I believe that, when the union of India was formed, it was a huge mistake to draw state boundaries on the basis of language. It merely gave people another opportunity to be divisive. If you think about it, one's principal language is one's principal identity in India. To compound issues further, there is the plainly visible difference in skin colour between the Northern and Southern Indian people. So often I have heard women advising other women, “Don't be out in the sun too long, you will get all black like a Madrasi!” It is a challenge to even begin criticizing such a remark. Should I first question this woman's intelligence because she clubs the four distinct Southern states as “Madras,” or should I feel utter disgust at her expressed displeasure at being dark-skinned (as though it were some unequivocally detestable fate) or should I rant about the mindless Indian obsession with fairness? We are a brown-skinned people with white-skin ambitions. Implicit in this statement is our acute sensitivity towards skin colour, which itself reeks of racism.
Tweak this with the addition of religion, and then tweak it further with the addition of castes, and finally tweak it even further with sub-castes! You don't really need to be Einstein to figure out the cause-and-effect relationship between caste identity and caste-based discrimination. And caste identity will never cease to exist as long as its active reinforcement remains a part of national policy. Caste information is sought at every educational and employment tier, caste-based benefits are provided, caste-based votes are sought, caste-based political gimmicks are staged (Meira Kumar, GMC Balayogi) and, in countless ways, caste is entwined into the fabric that is Indian life. I never knew my caste till I was out of school, and I never bothered to know my sub-caste till I was even older. I was forced to find out because I was entering a government-aided educational institution. Of course, people like me are probably very few, and mostly urban, because in the semi-urban and rural parts of India, caste is life. “Jo kabhi nahi jaati, wohi jaat hai” (Caste is that which one can never cast away). Let's not forget that India is where the concept of untouchability came about, and still exists in some rural pockets.

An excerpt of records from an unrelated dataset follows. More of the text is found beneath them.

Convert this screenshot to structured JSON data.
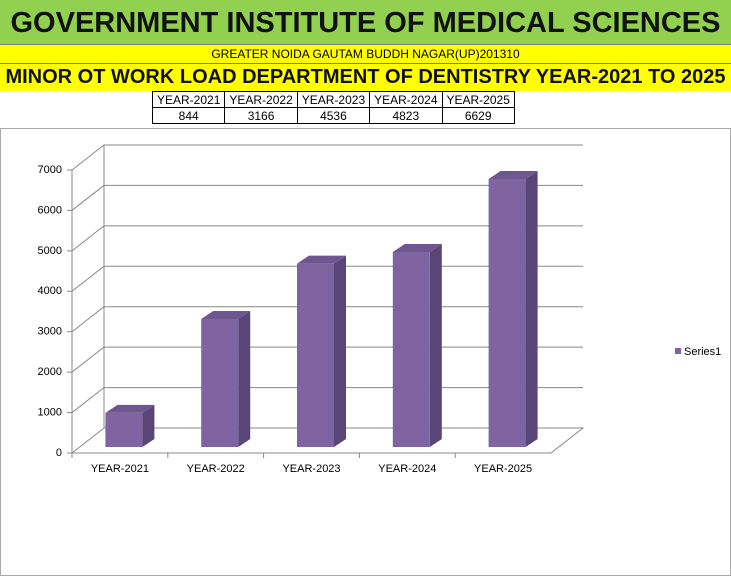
{
  "header": {
    "title": "GOVERNMENT INSTITUTE OF MEDICAL SCIENCES",
    "address": "GREATER NOIDA GAUTAM BUDDH NAGAR(UP)201310",
    "subtitle": "MINOR OT WORK LOAD DEPARTMENT OF DENTISTRY YEAR-2021 TO 2025"
  },
  "table": {
    "header": [
      "YEAR-2021",
      "YEAR-2022",
      "YEAR-2023",
      "YEAR-2024",
      "YEAR-2025"
    ],
    "rows": [
      [
        "844",
        "3166",
        "4536",
        "4823",
        "6629"
      ]
    ]
  },
  "chart_data": {
    "type": "bar3d",
    "categories": [
      "YEAR-2021",
      "YEAR-2022",
      "YEAR-2023",
      "YEAR-2024",
      "YEAR-2025"
    ],
    "series": [
      {
        "name": "Series1",
        "color": "#8064a2",
        "values": [
          844,
          3166,
          4536,
          4823,
          6629
        ]
      }
    ],
    "ylim": [
      0,
      7000
    ],
    "yticks": [
      0,
      1000,
      2000,
      3000,
      4000,
      5000,
      6000,
      7000
    ],
    "grid": true,
    "legend": "right"
  }
}
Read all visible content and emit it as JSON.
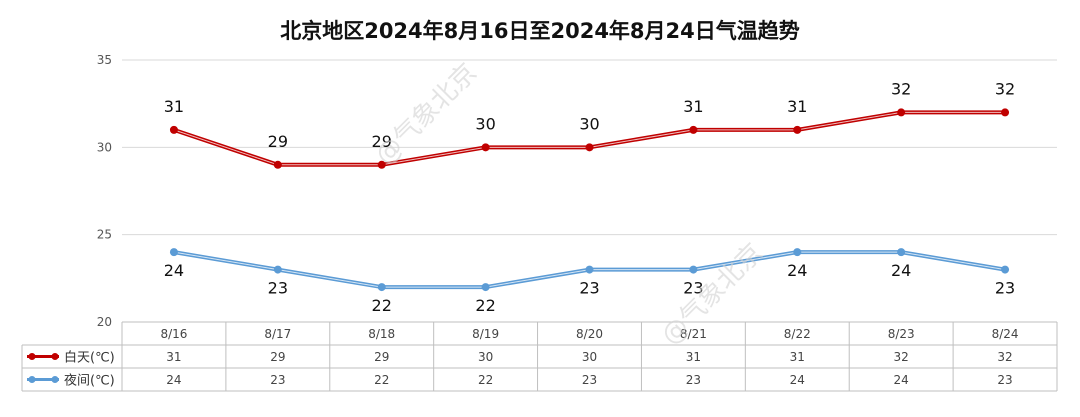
{
  "chart_data": {
    "type": "line",
    "title": "北京地区2024年8月16日至2024年8月24日气温趋势",
    "categories": [
      "8/16",
      "8/17",
      "8/18",
      "8/19",
      "8/20",
      "8/21",
      "8/22",
      "8/23",
      "8/24"
    ],
    "series": [
      {
        "name": "白天(℃)",
        "values": [
          31,
          29,
          29,
          30,
          30,
          31,
          31,
          32,
          32
        ],
        "color": "#c00000",
        "label_position": "above"
      },
      {
        "name": "夜间(℃)",
        "values": [
          24,
          23,
          22,
          22,
          23,
          23,
          24,
          24,
          23
        ],
        "color": "#5b9bd5",
        "label_position": "below"
      }
    ],
    "ylim": [
      20,
      35
    ],
    "yticks": [
      "20",
      "25",
      "30",
      "35"
    ],
    "grid": true,
    "legend": "data-table-left",
    "watermark": "@气象北京"
  }
}
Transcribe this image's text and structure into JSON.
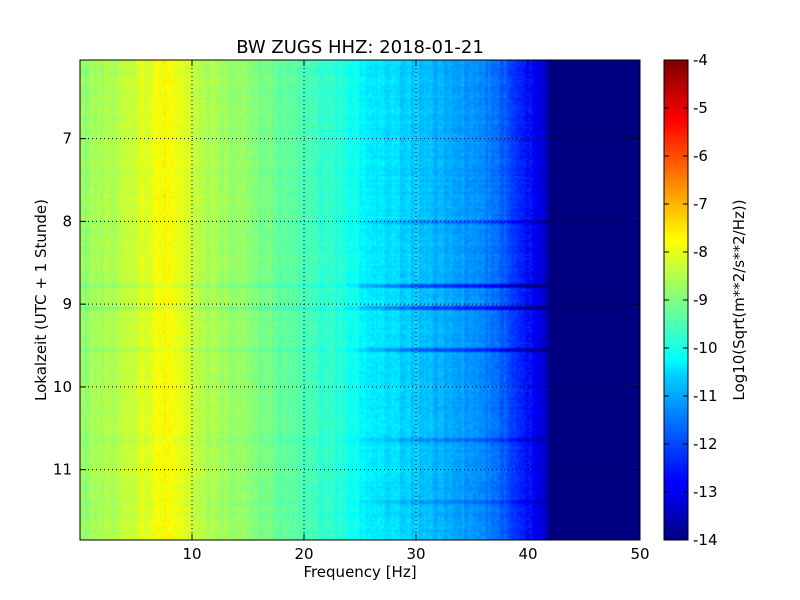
{
  "chart_data": {
    "type": "heatmap",
    "title": "BW ZUGS HHZ: 2018-01-21",
    "xlabel": "Frequency [Hz]",
    "ylabel": "Lokalzeit (UTC + 1 Stunde)",
    "xlim": [
      0,
      50
    ],
    "ylim": [
      6.05,
      11.85
    ],
    "y_inverted": true,
    "x_ticks": [
      "10",
      "20",
      "30",
      "40",
      "50"
    ],
    "y_ticks": [
      "7",
      "8",
      "9",
      "10",
      "11"
    ],
    "grid": true,
    "colormap": "jet",
    "colorbar": {
      "label": "Log10(Sqrt(m**2/s**2/Hz))",
      "range": [
        -14,
        -4
      ],
      "ticks": [
        "-4",
        "-5",
        "-6",
        "-7",
        "-8",
        "-9",
        "-10",
        "-11",
        "-12",
        "-13",
        "-14"
      ]
    },
    "frequency_profile": {
      "frequency_hz": [
        0,
        2,
        5,
        7,
        8,
        9,
        10,
        12,
        15,
        17,
        20,
        22,
        24,
        25,
        27,
        30,
        33,
        35,
        37,
        38.5,
        40,
        41.5,
        42,
        50
      ],
      "log10_amplitude": [
        -8.8,
        -8.6,
        -8.2,
        -7.9,
        -7.7,
        -7.9,
        -8.3,
        -8.6,
        -8.9,
        -9.2,
        -9.5,
        -9.8,
        -10.0,
        -10.2,
        -10.5,
        -10.8,
        -11.1,
        -11.3,
        -11.6,
        -12.0,
        -12.6,
        -13.3,
        -14.0,
        -14.0
      ]
    },
    "horizontal_features": [
      {
        "time": 8.77,
        "log10_offset": -1.2
      },
      {
        "time": 9.05,
        "log10_offset": -1.1
      },
      {
        "time": 9.55,
        "log10_offset": -1.0
      },
      {
        "time": 8.0,
        "log10_offset": -0.5
      },
      {
        "time": 10.65,
        "log10_offset": -0.5
      },
      {
        "time": 11.4,
        "log10_offset": -0.4
      }
    ]
  }
}
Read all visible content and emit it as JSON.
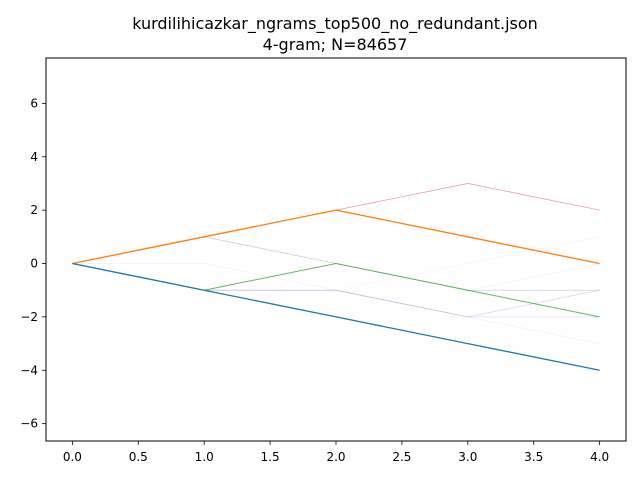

Communal tolerance is a dying a slow death in India. Men in power, frequently associated with the government or politics, incite communal tensions and forge communal rifts. Flared tempers and rampant disinformation synergistically turn fordable rifts into impassable chasms. This is the reality of India. Countless communal riots, ethnic cleansing in Kashmir, neglect of the North-East, anti-North Indian campaigns by self-important no-good morons (SNM, perhaps) in Maharashtra, the list is endless, much like government apathy.
The hatred between communities is simmering for so long in India that it takes very little for this black cauldron to boil over and scald everything in its wake. Whether to term this as 'racism' or 'communalism' or 'casteism' is a matter for the academics to decide, but the root cause is singular. A rose by any other name would smell as sweet (and its thorns would prick as deep). Indians should take a look a long, hard, introspective look into their own backyards before pointing fingers at other nations, which have a far cleaner record than their own.